Tetra Laval plans to open a Dairy Hub in Cape Verde, off the coast of West Africa.
The news comes after FoodProductionDaily.com spoke to Ulla Holm, global director, Tetra Laval at Interpack 2014 following her speech at the Save Food Congress called ‘Food for Development - Making food save and available everywhere’.
Driving the dairy business
The Dairy Hub model builds on the one herd concept and links dairy processors to small holder milk farmers training and educating them to move from subsistence farming to driving dairy as a business.
The scheme began because most locally produced milk in developing countries is never collected and processed and dairy processors are often dependent on importation of milk powder.
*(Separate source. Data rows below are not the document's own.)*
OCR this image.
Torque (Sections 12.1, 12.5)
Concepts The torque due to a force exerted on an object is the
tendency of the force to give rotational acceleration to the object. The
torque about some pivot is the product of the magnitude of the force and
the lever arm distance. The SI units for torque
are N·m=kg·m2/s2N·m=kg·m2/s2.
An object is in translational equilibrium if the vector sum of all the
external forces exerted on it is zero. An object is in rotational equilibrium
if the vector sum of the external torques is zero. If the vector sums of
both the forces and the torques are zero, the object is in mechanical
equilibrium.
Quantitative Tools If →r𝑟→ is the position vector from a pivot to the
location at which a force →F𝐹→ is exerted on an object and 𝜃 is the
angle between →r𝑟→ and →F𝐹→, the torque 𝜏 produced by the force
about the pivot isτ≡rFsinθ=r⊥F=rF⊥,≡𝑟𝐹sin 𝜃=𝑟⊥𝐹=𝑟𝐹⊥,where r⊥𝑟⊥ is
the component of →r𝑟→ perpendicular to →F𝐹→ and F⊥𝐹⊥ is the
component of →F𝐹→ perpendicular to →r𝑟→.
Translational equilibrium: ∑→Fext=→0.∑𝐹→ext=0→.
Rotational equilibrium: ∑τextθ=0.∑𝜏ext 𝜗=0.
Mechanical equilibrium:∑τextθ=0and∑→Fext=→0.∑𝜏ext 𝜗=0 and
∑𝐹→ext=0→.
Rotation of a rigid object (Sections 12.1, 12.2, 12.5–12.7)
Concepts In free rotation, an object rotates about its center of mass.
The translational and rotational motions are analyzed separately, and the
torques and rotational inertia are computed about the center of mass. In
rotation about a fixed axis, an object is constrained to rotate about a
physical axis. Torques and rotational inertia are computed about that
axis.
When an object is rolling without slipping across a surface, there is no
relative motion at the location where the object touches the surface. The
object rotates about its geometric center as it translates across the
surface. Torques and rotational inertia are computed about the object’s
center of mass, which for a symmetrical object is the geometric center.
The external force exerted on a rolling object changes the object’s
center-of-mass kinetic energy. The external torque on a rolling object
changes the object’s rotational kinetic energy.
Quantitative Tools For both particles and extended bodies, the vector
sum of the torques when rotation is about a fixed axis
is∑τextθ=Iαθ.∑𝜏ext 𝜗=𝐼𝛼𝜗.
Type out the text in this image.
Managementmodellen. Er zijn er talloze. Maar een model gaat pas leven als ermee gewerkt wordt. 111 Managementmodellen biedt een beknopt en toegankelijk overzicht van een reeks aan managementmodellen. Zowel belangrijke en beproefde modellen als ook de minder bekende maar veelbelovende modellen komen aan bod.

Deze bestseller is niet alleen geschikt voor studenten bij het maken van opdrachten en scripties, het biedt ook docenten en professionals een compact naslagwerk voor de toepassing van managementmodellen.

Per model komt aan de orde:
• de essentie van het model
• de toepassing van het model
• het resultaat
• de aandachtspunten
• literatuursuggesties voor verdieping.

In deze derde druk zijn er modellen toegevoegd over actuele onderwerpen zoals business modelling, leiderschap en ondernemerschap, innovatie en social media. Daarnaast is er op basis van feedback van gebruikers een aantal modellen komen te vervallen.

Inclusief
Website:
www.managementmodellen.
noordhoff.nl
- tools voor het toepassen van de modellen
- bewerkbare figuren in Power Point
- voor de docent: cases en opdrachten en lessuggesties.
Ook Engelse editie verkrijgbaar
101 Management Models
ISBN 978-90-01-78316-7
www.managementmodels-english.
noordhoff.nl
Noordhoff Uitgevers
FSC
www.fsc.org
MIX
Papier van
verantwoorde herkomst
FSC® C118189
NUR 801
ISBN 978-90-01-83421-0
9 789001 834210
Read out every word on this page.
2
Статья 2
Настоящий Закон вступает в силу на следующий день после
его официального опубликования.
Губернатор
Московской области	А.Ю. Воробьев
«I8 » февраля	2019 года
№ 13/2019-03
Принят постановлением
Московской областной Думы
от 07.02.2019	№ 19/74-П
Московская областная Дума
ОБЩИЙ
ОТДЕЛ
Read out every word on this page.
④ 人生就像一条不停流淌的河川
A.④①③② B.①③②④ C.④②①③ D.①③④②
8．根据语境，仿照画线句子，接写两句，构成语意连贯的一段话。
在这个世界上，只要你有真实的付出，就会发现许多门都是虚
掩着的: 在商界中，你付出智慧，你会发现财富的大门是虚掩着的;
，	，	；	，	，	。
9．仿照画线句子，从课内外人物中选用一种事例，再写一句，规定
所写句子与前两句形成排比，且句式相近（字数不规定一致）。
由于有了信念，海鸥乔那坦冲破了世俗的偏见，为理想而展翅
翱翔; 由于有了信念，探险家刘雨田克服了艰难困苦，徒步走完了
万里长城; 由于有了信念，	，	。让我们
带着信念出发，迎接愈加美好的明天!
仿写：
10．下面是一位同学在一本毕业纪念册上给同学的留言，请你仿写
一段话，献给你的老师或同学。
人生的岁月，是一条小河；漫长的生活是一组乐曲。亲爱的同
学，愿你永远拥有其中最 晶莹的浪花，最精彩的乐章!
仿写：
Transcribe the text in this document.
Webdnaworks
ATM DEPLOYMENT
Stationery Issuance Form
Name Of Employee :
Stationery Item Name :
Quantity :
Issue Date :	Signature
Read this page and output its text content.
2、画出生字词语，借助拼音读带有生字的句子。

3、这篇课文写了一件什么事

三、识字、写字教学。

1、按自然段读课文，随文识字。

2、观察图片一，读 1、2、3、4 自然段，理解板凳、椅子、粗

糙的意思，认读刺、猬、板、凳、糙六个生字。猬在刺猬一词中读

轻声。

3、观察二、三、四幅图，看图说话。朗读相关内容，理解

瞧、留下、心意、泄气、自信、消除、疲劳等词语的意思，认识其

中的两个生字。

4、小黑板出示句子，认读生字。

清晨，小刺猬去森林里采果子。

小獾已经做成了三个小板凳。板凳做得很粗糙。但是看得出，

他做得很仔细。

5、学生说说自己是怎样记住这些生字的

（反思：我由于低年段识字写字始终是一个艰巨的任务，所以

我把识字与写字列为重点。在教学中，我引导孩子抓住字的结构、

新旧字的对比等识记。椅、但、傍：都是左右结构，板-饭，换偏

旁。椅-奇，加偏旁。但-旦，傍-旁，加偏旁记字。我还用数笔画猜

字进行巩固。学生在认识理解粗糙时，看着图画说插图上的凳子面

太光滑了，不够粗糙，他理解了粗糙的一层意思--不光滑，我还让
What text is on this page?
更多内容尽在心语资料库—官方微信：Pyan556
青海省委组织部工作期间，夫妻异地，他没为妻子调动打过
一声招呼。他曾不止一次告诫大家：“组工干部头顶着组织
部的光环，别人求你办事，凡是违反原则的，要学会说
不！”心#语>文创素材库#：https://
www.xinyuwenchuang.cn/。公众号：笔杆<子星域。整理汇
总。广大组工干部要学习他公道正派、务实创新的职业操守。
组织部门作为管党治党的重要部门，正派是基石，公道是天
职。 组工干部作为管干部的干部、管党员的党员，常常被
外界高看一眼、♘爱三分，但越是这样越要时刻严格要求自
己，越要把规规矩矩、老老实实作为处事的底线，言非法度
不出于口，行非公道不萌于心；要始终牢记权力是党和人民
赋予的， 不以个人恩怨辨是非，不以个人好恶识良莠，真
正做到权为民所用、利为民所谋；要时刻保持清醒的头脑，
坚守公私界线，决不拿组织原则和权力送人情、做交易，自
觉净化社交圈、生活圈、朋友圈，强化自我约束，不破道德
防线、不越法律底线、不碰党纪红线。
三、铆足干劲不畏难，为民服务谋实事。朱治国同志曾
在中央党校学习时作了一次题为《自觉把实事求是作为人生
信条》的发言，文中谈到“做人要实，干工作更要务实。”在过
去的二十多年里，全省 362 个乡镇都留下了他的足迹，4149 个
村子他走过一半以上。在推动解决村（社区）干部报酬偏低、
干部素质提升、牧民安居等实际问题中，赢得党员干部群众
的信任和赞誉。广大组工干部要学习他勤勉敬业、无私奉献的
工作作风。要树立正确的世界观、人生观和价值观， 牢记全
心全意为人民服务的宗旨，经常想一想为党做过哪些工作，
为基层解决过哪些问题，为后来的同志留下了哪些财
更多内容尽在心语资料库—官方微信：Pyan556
Holm said Tetra Laval has been involved in the project since 2010 and it now has an agreement with Sida and UNIDO to set up three more hubs as well as a Dairy Academy.
“Our support has been to develop the methodology and to introduce new techniques to increase the profitability of the farmers,” she said.
“We get approached all the time and hope to set up a Dairy Hub in Cape Verde.”
She told FPD the theme of the conference was ‘How we are addressing food losses and food waste in the world’.
“I was invited to give examples of the private sector involvement. In our case I took an example from the dairy industry to show how by supporting the whole development of the value chain is one way to address food security issues,” she said.
2008 food crisis
“As a result of the food crisis in 2008 when the prices of milk powder more than doubled and customers in developing countries had difficulties to cope, we developed the Dairy Hub model as a way to help them access more locally produced and better quality milk.
“Developing countries where we started the initiative include Egypt, and now Pakistan, Bangladesh, Nicaragua, Kenya and Sri Lanka. We believe this is a model that can fit all over the world.
“Dairy Hub builds on the one herd concept that you create a connection between small holder farmers and dairy processors interested in building a long-term relationship based on terms that are favourable for both parties.
“The project is based on an area with 15-20 villages, 1,000-2,000 small farm holder farmers with up to 10,000 cows, in that area the processor sets up milk collector stations and the farmers can deliver milk twice a day where everything is recorded and checked and they get paid. The processor can then collect the milk and in return provide training in feeding, hygiene, and supports the farmers.
Mentality of the farmers
“When we have found the right partners it improves day by day. Challenges in the past include changing the mentality of the farmers.”
Holm said the company is looking to create more partnerships and the Dairy Hub model is an initiative that can be scaled up and speeded up.
She said Tetra Laval is prepared to share the methodology it has developed and this will help other customers to get more locally produced milk.
“If we are successful in helping local customers develop their operations it will in turn be successful for us. This is the beauty of a public/private partnership using the knowledge of the private sector,” she added.